The latest BioSolveIT publication is now available Open Access. The paper, ‘A Benchmark Set of Bioactive Molecules for Diversity Analysis of Compound Libraries and Combinatorial Chemical Spaces,’ tackles two main themes: the creation of benchmark sets of bioactive compounds for day-to-day use in drug discovery projects, and the application of these sets to assess how well combinatorial Chemical Spaces and commercial compound libraries can deliver relevant chemistry.
Key Findings
- Chemical Spaces vs. Libraries: Chemical Spaces generally provided a greater number of compounds similar to the query molecules than the enumerated libraries and also offered unique scaffolds for each search method.
- Search Methods: All three search methods successfully identified relevant chemistry within the Chemical Spaces, with fundamental trends remaining consistent across all methods. FTrees results were the farthest from the query compound due to its pharmacophore-based approach, while SpaceLight and SpaceMACS were closer because they rely on heavy atom connectivity.
- Coverage and Blind Spots: All sources showed good coverage of classic “drug-like” structures. However, a significant blind spot was identified for more complex, hydrophilic compounds (e.g., nucleotides or those with charged groups) and natural-product-like compounds (e.g., sp3-rich carbon systems). The authors suggest this is due to the lack of available building blocks, challenging synthetic reactions, or increased reactivity of building blocks.
- Efficiency: The search algorithms performed more efficiently on the combinatorial Chemical Spaces compared to the enumerated libraries, based on the required computation time per compound.
Generation of Bioactive Compound Benchmark Sets
First, three benchmark sets were created to probe how well compound collections can return relevant compounds for hit finding and analog expansion. Starting from ~11 million ChEMBL bioactivity records, potency data was mined and a variety of filters were applied (e.g., activity < 1000 nM, MW < 800 g/mol, ≥ 10 heavy atoms; exclusions for macrocycles, off-targets, imprecise/invalid entries, duplicates, and singleton scaffolds).
This produced:
- Set L (≈3.8 × 10⁵) — potency-filtered “motif representatives.”
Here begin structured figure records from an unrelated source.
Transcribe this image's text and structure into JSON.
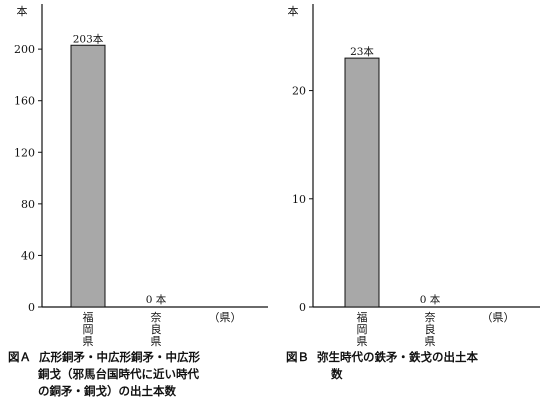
{
  "chart_data": [
    {
      "type": "bar",
      "panel": "A",
      "unit_label": "本",
      "categories": [
        "福岡県",
        "奈良県",
        "（県）"
      ],
      "values": [
        203,
        0,
        null
      ],
      "data_labels": [
        "203本",
        "0 本",
        ""
      ],
      "yticks": [
        0,
        40,
        80,
        120,
        160,
        200
      ],
      "ylim": [
        0,
        235
      ],
      "grid": false,
      "bar_color": "#a8a8a8"
    },
    {
      "type": "bar",
      "panel": "B",
      "unit_label": "本",
      "categories": [
        "福岡県",
        "奈良県",
        "（県）"
      ],
      "values": [
        23,
        0,
        null
      ],
      "data_labels": [
        "23本",
        "0 本",
        ""
      ],
      "yticks": [
        0,
        10,
        20
      ],
      "ylim": [
        0,
        28
      ],
      "grid": false,
      "bar_color": "#a8a8a8"
    }
  ],
  "captions": {
    "a": {
      "label": "図Ａ",
      "lines": [
        "広形銅矛・中広形銅矛・中広形",
        "銅戈（邪馬台国時代に近い時代",
        "の銅矛・銅戈）の出土本数"
      ]
    },
    "b": {
      "label": "図Ｂ",
      "lines": [
        "弥生時代の鉄矛・鉄戈の出土本",
        "数"
      ]
    }
  }
}
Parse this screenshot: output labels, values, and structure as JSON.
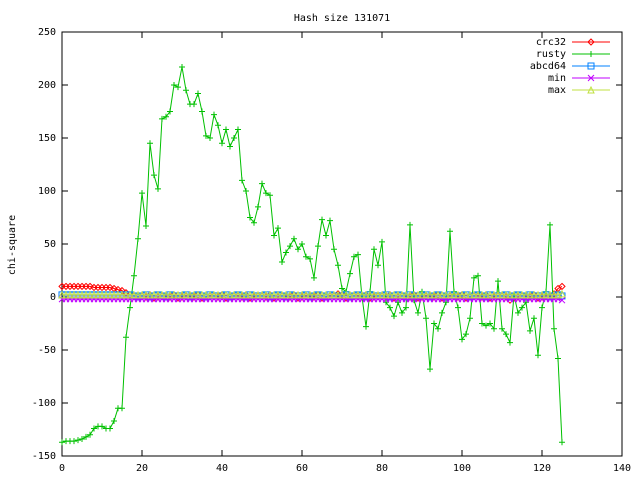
{
  "chart_data": {
    "type": "line",
    "title": "Hash size 131071",
    "ylabel": "chi-square",
    "legend": "top-right",
    "grid": false,
    "xlim": [
      0,
      140
    ],
    "xticks": [
      0,
      20,
      40,
      60,
      80,
      100,
      120,
      140
    ],
    "ylim": [
      -150,
      250
    ],
    "yticks": [
      -150,
      -100,
      -50,
      0,
      50,
      100,
      150,
      200,
      250
    ],
    "x": [
      0,
      1,
      2,
      3,
      4,
      5,
      6,
      7,
      8,
      9,
      10,
      11,
      12,
      13,
      14,
      15,
      16,
      17,
      18,
      19,
      20,
      21,
      22,
      23,
      24,
      25,
      26,
      27,
      28,
      29,
      30,
      31,
      32,
      33,
      34,
      35,
      36,
      37,
      38,
      39,
      40,
      41,
      42,
      43,
      44,
      45,
      46,
      47,
      48,
      49,
      50,
      51,
      52,
      53,
      54,
      55,
      56,
      57,
      58,
      59,
      60,
      61,
      62,
      63,
      64,
      65,
      66,
      67,
      68,
      69,
      70,
      71,
      72,
      73,
      74,
      75,
      76,
      77,
      78,
      79,
      80,
      81,
      82,
      83,
      84,
      85,
      86,
      87,
      88,
      89,
      90,
      91,
      92,
      93,
      94,
      95,
      96,
      97,
      98,
      99,
      100,
      101,
      102,
      103,
      104,
      105,
      106,
      107,
      108,
      109,
      110,
      111,
      112,
      113,
      114,
      115,
      116,
      117,
      118,
      119,
      120,
      121,
      122,
      123,
      124,
      125
    ],
    "series": [
      {
        "name": "crc32",
        "color": "#ff0000",
        "marker": "diamond",
        "values": [
          10,
          10,
          10,
          10,
          10,
          10,
          10,
          10,
          9,
          9,
          9,
          9,
          9,
          8,
          7,
          6,
          4,
          2,
          1,
          0,
          1,
          0,
          2,
          -1,
          0,
          1,
          1,
          0,
          2,
          -1,
          0,
          1,
          1,
          0,
          2,
          -1,
          0,
          1,
          1,
          0,
          2,
          -1,
          0,
          1,
          1,
          0,
          2,
          -1,
          0,
          1,
          1,
          0,
          2,
          -1,
          0,
          1,
          1,
          0,
          2,
          -1,
          0,
          1,
          1,
          0,
          2,
          -1,
          0,
          1,
          1,
          3,
          2,
          -1,
          0,
          1,
          1,
          0,
          2,
          -1,
          0,
          1,
          1,
          0,
          2,
          -1,
          0,
          1,
          1,
          0,
          2,
          -1,
          0,
          1,
          1,
          0,
          2,
          -1,
          0,
          1,
          1,
          0,
          2,
          -1,
          0,
          1,
          1,
          0,
          2,
          -1,
          0,
          1,
          1,
          0,
          -3,
          -1,
          0,
          1,
          1,
          0,
          2,
          -1,
          0,
          1,
          1,
          3,
          8,
          10
        ]
      },
      {
        "name": "rusty",
        "color": "#00c000",
        "marker": "plus",
        "values": [
          -137,
          -136,
          -136,
          -136,
          -135,
          -134,
          -132,
          -130,
          -124,
          -122,
          -122,
          -124,
          -124,
          -117,
          -105,
          -105,
          -38,
          -10,
          20,
          55,
          98,
          67,
          145,
          115,
          102,
          168,
          170,
          175,
          200,
          198,
          217,
          195,
          182,
          182,
          192,
          175,
          152,
          150,
          172,
          162,
          145,
          158,
          142,
          150,
          158,
          110,
          100,
          75,
          70,
          85,
          107,
          98,
          96,
          58,
          65,
          33,
          42,
          48,
          55,
          45,
          50,
          38,
          36,
          18,
          48,
          73,
          58,
          72,
          45,
          30,
          8,
          5,
          22,
          38,
          40,
          0,
          -28,
          5,
          45,
          30,
          52,
          -5,
          -10,
          -18,
          -5,
          -15,
          -10,
          68,
          -3,
          -15,
          5,
          -20,
          -68,
          -25,
          -30,
          -15,
          -5,
          62,
          5,
          -10,
          -40,
          -35,
          -20,
          18,
          20,
          -25,
          -27,
          -25,
          -30,
          15,
          -30,
          -35,
          -43,
          2,
          -15,
          -10,
          -5,
          -32,
          -20,
          -55,
          -10,
          5,
          68,
          -30,
          -58,
          -137
        ]
      },
      {
        "name": "abcd64",
        "color": "#0080ff",
        "marker": "square",
        "values": [
          2,
          2,
          2,
          2,
          2,
          2,
          2,
          2,
          2,
          2,
          2,
          2,
          2,
          2,
          2,
          2,
          2,
          2,
          1,
          0,
          1,
          2,
          0,
          1,
          2,
          1,
          0,
          2,
          1,
          1,
          1,
          2,
          0,
          1,
          2,
          1,
          0,
          2,
          1,
          1,
          1,
          2,
          0,
          1,
          2,
          1,
          0,
          2,
          1,
          1,
          1,
          2,
          0,
          1,
          2,
          1,
          0,
          2,
          1,
          1,
          1,
          2,
          0,
          1,
          2,
          1,
          0,
          2,
          1,
          1,
          1,
          2,
          0,
          1,
          2,
          1,
          0,
          2,
          1,
          1,
          1,
          2,
          0,
          1,
          2,
          1,
          0,
          2,
          1,
          1,
          1,
          2,
          0,
          1,
          2,
          1,
          0,
          2,
          1,
          1,
          1,
          2,
          0,
          1,
          2,
          1,
          0,
          2,
          1,
          1,
          1,
          2,
          0,
          1,
          2,
          1,
          0,
          2,
          1,
          1,
          1,
          2,
          0,
          1,
          2,
          1
        ]
      },
      {
        "name": "min",
        "color": "#c000ff",
        "marker": "cross",
        "values": [
          -2,
          -2,
          -2,
          -2,
          -2,
          -2,
          -2,
          -2,
          -2,
          -2,
          -2,
          -2,
          -2,
          -2,
          -2,
          -2,
          -2,
          -2,
          -2,
          -2,
          -2,
          -2,
          -2,
          -2,
          -2,
          -2,
          -2,
          -2,
          -2,
          -2,
          -2,
          -2,
          -2,
          -2,
          -2,
          -2,
          -2,
          -2,
          -2,
          -2,
          -2,
          -2,
          -2,
          -2,
          -2,
          -2,
          -2,
          -2,
          -2,
          -2,
          -2,
          -2,
          -2,
          -2,
          -2,
          -2,
          -2,
          -2,
          -2,
          -2,
          -2,
          -2,
          -2,
          -2,
          -2,
          -2,
          -2,
          -2,
          -2,
          -2,
          -2,
          -2,
          -2,
          -2,
          -2,
          -2,
          -2,
          -2,
          -2,
          -2,
          -2,
          -2,
          -2,
          -2,
          -2,
          -2,
          -2,
          -2,
          -2,
          -2,
          -2,
          -2,
          -2,
          -2,
          -2,
          -2,
          -2,
          -2,
          -2,
          -2,
          -2,
          -2,
          -2,
          -2,
          -2,
          -2,
          -2,
          -2,
          -2,
          -2,
          -2,
          -2,
          -2,
          -2,
          -2,
          -2,
          -2,
          -2,
          -2,
          -2,
          -2,
          -2,
          -2,
          -2,
          -2,
          -3
        ]
      },
      {
        "name": "max",
        "color": "#c0e040",
        "marker": "triangle",
        "values": [
          2,
          2,
          2,
          2,
          2,
          2,
          2,
          2,
          2,
          2,
          2,
          2,
          2,
          2,
          2,
          2,
          2,
          2,
          2,
          2,
          2,
          2,
          2,
          2,
          2,
          2,
          2,
          2,
          2,
          2,
          2,
          2,
          2,
          2,
          2,
          2,
          2,
          2,
          2,
          2,
          2,
          2,
          2,
          2,
          2,
          2,
          2,
          2,
          2,
          2,
          2,
          2,
          2,
          2,
          2,
          2,
          2,
          2,
          2,
          2,
          2,
          2,
          2,
          2,
          2,
          2,
          2,
          2,
          2,
          2,
          2,
          2,
          2,
          2,
          2,
          2,
          2,
          2,
          2,
          2,
          2,
          2,
          2,
          2,
          2,
          2,
          2,
          2,
          2,
          2,
          2,
          2,
          2,
          2,
          2,
          2,
          2,
          2,
          2,
          2,
          2,
          2,
          2,
          2,
          2,
          2,
          2,
          2,
          2,
          2,
          2,
          2,
          2,
          2,
          2,
          2,
          2,
          2,
          2,
          2,
          2,
          2,
          2,
          2,
          2,
          3
        ]
      }
    ]
  }
}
- Set M (≈2.5 × 10⁴) — Bemis–Murcko scaffold clustering with the smallest member retained per scaffold.
- Set S (≈2.9 × 10³) — a PCA-balanced subset created by mapping chemical space, removing outliers, segmenting a 10×10 grid, and sampling up to 30 molecules per cell for broad, uniform coverage.
These size-tiered, ready-to-use sets formed the basis for evaluating the capacity of commercial combinatorial Chemical Spaces and enumerated libraries to supply close analogs and diverse, project-relevant chemistry.
Assessment of Commercial Chemical Spaces and Libraries
With Set S as queries, both on-demand combinatorial Chemical Spaces and enumerated were investigated to provide related compounds. Six Spaces spanning billions to trillions of make-on-demand compounds (eXplore, REAL Space, GalaXi, AMBrosia, CHEMriya, Freedom Space) and four enumerated catalogs (Mcule, Molport, Life Chemicals, ChemDiv) were screened.
For every Set S molecule, three complementary methods (FTrees (pharmacophore features), SpaceLight (fingerprints), and SpaceMACS (maximum common substructure)) returned the top 100 hits per source. Mean similarity to the query, exact/near-exact match rates, scaffold uniqueness, and coverage across the chemical-space map (PCA quadrants) were measured.
Spaces generally yielded more and closer analogs than enumerated libraries, with eXplore and REAL Space leading among Spaces and Mcule strongest among libraries. Each method contributed distinct, often unique, scaffolds, providing flexibility for project-specific library design.
The publication then proceeds to analyze the results in detail, breaking down performance by method and by source, quantifying exact and near-exact matches, and visualizing scaffold uniqueness across suppliers. A quadrant-by-quadrant view of chemical space shows where collections excel (classic drug-like regions) and where blind spots persist (polar and bRo5-like chemistry), illustrated with concrete query examples. The study also benchmarks runtime and scale, explaining why combinatorial Spaces deliver results so quickly, and closes with practical guidance on when to favor FTrees vs. SpaceLight/SpaceMACS and how to combine sources to maximize novelty and relevance.
The full publication is freely accessible to everyone. It marks a milestone in the first holistic efforts to map chemical space and identify areas for improvement and blind spots of commercial compound sources.